Liebe Leserin, lieber Leser,

Kindern wurde und wird Gewalt angetan. Viele „billige“ Kleidungsstücke, die bei uns zu kaufen sind, werden durch Kinderarbeit in fernen Ländern hergestellt. Kinder wurden zu Soldaten gemacht. Kinder werden geschlagen und missbraucht in der Familie oder beim Sport. Und auch in der Kirche wurde Kindern sexuelle Gewalt angetan. Immer öfter kommt das in den letzten Jahren ans Licht, zuletzt durch ein dem Bischof von Hildesheim übergebenes Gutachten. Viele Priester haben sich schuldig gemacht. Bischöfe und Personalverantwortliche haben es vertuscht, waren um das Image der Kirche besorgt. Die Täter, so sagt das Hildesheimer Gutachten, wurden geschont; den Opfern wurde mit Gleichgültigkeit begegnet.
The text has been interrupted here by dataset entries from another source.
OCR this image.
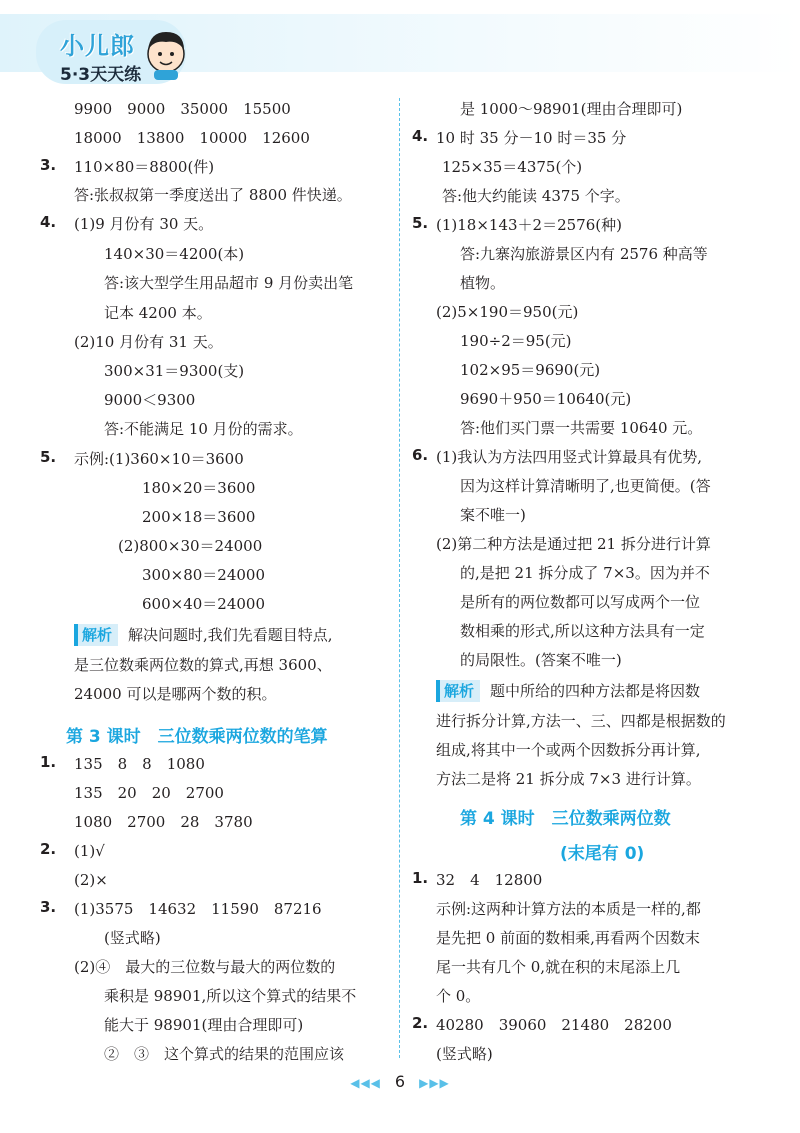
小儿郎
5·3天天练
9900　9000　35000　15500
18000　13800　10000　12600
3. 110×80＝8800(件)
答:张叔叔第一季度送出了 8800 件快递。
4. (1)9 月份有 30 天。
140×30＝4200(本)
答:该大型学生用品超市 9 月份卖出笔
记本 4200 本。
(2)10 月份有 31 天。
300×31＝9300(支)
9000＜9300
答:不能满足 10 月份的需求。
5. 示例:(1)360×10＝3600
180×20＝3600
200×18＝3600
(2)800×30＝24000
300×80＝24000
600×40＝24000
解析 解决问题时,我们先看题目特点,
是三位数乘两位数的算式,再想 3600、
24000 可以是哪两个数的积。
第 3 课时　三位数乘两位数的笔算
1. 135　8　8　1080
135　20　20　2700
1080　2700　28　3780
2. (1)√
(2)×
3. (1)3575　14632　11590　87216
(竖式略)
(2)④　最大的三位数与最大的两位数的
乘积是 98901,所以这个算式的结果不
能大于 98901(理由合理即可)
②　③　这个算式的结果的范围应该
是 1000～98901(理由合理即可)
4. 10 时 35 分－10 时＝35 分
125×35＝4375(个)
答:他大约能读 4375 个字。
5. (1)18×143＋2＝2576(种)
答:九寨沟旅游景区内有 2576 种高等
植物。
(2)5×190＝950(元)
190÷2＝95(元)
102×95＝9690(元)
9690＋950＝10640(元)
答:他们买门票一共需要 10640 元。
6. (1)我认为方法四用竖式计算最具有优势,
因为这样计算清晰明了,也更简便。(答
案不唯一)
(2)第二种方法是通过把 21 拆分进行计算
的,是把 21 拆分成了 7×3。因为并不
是所有的两位数都可以写成两个一位
数相乘的形式,所以这种方法具有一定
的局限性。(答案不唯一)
解析 题中所给的四种方法都是将因数
进行拆分计算,方法一、三、四都是根据数的
组成,将其中一个或两个因数拆分再计算,
方法二是将 21 拆分成 7×3 进行计算。
第 4 课时　三位数乘两位数
(末尾有 0)
1. 32　4　12800
示例:这两种计算方法的本质是一样的,都
是先把 0 前面的数相乘,再看两个因数末
尾一共有几个 0,就在积的末尾添上几
个 0。
2. 40280　39060　21480　28200
(竖式略)
◀◀◀ 6 ▶▶▶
Die katholische Kirche in Deutschland und in anderen Ländern hat viel von ihrer Glaubwürdigkeit verloren. Viel ist zu tun, zu ändern, aufzuarbeiten. Mit den Opfern muss so umgegangen werden, dass ihre Traumatisierung beendet wird. Unrecht muss aufgeklärt werden, und Ursachen müssen beseitigt werden. Dabei ist an Jesus Maß zu nehmen. Im Evangelium dieses Sonntags beklagt Jesus, dass es Menschen um Größe, Ansehen und Macht geht. Ein Kind stellt er in die Mitte. Wer ein Kind aufnimmt und wertschätzt, nimmt ihn auf. Heißt das nicht: wer einem Kind Gewalt antut, tut Christus Gewalt an? Seien Sie herzlich gegrüßt!